A study of the effect of attenuation curvature on molecular correlation energies by introducing an explicit cutoff radius into two-electron integrals.

We present a new attenuator function that can be applied to the Coulomb operator. Similar to the popular erf(omegar) attenuator, the function [erf(omega(r + r0)) + erf(omega(r - r0))]/2 divides the Coulomb potential into a singular short-range piece and a non-singular long-range piece. In our attenuator, omega controls the sharpness of the short-range/long-range division at r0. With r0 = 0, this reduces to erf(omegar), but the additional parameter allows more flexible adjustment of the potential, for physical and/or computational reasons. We present some illustrative results for a truncated MP2 method, where mean field effects are handled exactly and correlation is treated locally. This study indicates, somewhat expectedly, that the slope and curvature of the attenuated potential are more important than its value (a trivial constant may always be added to a potential). However, there are some surprising features of the data that suggest what bounds need to be put on the curvature of the attenuated potential in order to achieve reasonable physics.
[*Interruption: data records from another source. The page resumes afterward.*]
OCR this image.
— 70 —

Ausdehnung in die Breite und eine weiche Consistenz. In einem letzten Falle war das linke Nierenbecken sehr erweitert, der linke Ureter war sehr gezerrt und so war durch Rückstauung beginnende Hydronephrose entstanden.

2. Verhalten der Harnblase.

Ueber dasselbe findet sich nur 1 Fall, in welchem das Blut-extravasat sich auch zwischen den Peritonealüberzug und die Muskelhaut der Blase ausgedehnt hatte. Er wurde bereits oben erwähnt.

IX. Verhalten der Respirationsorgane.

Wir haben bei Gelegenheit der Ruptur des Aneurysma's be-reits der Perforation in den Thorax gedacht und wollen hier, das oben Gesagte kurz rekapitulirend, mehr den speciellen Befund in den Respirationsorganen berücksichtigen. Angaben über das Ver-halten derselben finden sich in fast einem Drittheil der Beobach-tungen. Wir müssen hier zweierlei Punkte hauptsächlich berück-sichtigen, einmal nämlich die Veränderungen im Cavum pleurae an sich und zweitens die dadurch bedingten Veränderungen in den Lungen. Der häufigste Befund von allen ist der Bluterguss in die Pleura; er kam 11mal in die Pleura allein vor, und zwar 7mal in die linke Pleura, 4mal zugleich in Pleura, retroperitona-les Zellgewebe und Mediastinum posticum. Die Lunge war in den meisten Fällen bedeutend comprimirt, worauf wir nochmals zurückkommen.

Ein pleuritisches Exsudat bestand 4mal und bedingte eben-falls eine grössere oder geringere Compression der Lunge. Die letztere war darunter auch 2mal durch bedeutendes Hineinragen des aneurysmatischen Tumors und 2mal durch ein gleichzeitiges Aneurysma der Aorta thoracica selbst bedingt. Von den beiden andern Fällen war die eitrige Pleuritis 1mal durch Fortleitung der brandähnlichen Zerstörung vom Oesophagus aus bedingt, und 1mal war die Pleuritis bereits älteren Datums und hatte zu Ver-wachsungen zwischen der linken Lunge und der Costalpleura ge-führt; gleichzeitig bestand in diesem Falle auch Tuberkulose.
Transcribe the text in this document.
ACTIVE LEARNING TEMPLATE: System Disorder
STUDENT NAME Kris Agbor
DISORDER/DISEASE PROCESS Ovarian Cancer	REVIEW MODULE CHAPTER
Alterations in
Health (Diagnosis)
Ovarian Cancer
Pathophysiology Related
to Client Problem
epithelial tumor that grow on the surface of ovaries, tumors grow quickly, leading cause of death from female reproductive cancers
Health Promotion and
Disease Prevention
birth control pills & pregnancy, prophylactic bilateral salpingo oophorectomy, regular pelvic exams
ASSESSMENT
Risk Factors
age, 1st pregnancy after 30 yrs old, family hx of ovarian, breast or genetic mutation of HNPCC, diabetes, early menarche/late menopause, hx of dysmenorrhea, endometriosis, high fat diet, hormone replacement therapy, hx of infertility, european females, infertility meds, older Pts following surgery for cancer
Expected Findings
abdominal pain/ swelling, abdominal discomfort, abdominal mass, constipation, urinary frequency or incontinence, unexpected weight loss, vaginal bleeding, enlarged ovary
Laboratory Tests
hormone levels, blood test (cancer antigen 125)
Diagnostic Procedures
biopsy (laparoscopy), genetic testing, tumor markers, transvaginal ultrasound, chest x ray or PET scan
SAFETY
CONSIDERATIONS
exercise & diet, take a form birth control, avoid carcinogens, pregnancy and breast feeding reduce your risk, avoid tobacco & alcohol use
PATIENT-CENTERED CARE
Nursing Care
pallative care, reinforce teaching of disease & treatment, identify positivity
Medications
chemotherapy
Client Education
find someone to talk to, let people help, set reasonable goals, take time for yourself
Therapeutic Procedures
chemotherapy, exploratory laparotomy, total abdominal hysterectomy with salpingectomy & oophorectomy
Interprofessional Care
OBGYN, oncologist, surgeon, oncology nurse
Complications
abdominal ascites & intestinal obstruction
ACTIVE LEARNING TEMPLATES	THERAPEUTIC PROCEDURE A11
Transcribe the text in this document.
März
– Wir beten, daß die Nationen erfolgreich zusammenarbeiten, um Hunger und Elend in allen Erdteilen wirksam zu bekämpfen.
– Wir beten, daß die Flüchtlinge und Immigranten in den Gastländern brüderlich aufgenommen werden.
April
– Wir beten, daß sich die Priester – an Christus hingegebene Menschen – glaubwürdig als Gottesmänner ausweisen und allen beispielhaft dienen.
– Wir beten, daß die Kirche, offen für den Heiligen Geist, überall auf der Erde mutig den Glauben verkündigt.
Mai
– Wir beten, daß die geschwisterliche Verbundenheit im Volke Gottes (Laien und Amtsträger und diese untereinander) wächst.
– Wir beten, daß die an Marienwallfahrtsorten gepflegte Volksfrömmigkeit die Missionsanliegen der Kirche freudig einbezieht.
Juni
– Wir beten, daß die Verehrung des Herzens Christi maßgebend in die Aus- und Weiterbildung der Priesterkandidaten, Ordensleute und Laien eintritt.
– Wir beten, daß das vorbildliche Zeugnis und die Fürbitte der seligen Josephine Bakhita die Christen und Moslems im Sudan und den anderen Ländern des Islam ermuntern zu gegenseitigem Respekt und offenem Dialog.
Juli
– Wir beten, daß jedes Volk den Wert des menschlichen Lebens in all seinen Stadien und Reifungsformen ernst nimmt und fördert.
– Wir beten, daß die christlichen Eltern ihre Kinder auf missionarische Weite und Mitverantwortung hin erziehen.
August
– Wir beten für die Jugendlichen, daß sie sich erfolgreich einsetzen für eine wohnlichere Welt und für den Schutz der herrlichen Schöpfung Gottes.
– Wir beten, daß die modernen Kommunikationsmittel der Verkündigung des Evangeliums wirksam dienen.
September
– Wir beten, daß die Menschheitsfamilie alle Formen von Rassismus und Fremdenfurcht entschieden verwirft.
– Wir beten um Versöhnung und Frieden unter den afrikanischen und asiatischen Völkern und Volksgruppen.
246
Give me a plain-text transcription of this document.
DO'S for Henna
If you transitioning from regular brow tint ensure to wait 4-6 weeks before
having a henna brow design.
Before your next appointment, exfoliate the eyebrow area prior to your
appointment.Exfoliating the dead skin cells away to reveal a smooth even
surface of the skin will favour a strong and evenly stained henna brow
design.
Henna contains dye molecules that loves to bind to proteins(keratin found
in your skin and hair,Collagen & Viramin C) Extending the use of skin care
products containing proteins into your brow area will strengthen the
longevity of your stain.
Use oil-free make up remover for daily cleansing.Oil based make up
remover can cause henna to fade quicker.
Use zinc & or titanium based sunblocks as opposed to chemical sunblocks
Conveniently, we find that our attenuator form has the ability to preserve the curvature of the Coulomb potential almost exactly at short range, allowing for the truncation of long-range interactions while preserving the local physics very well. The molecular integrals for the resultant operator can be done analytically over Gaussian basis functions, and the extensive algebraic manipulations necessary to evaluate them stably are shown.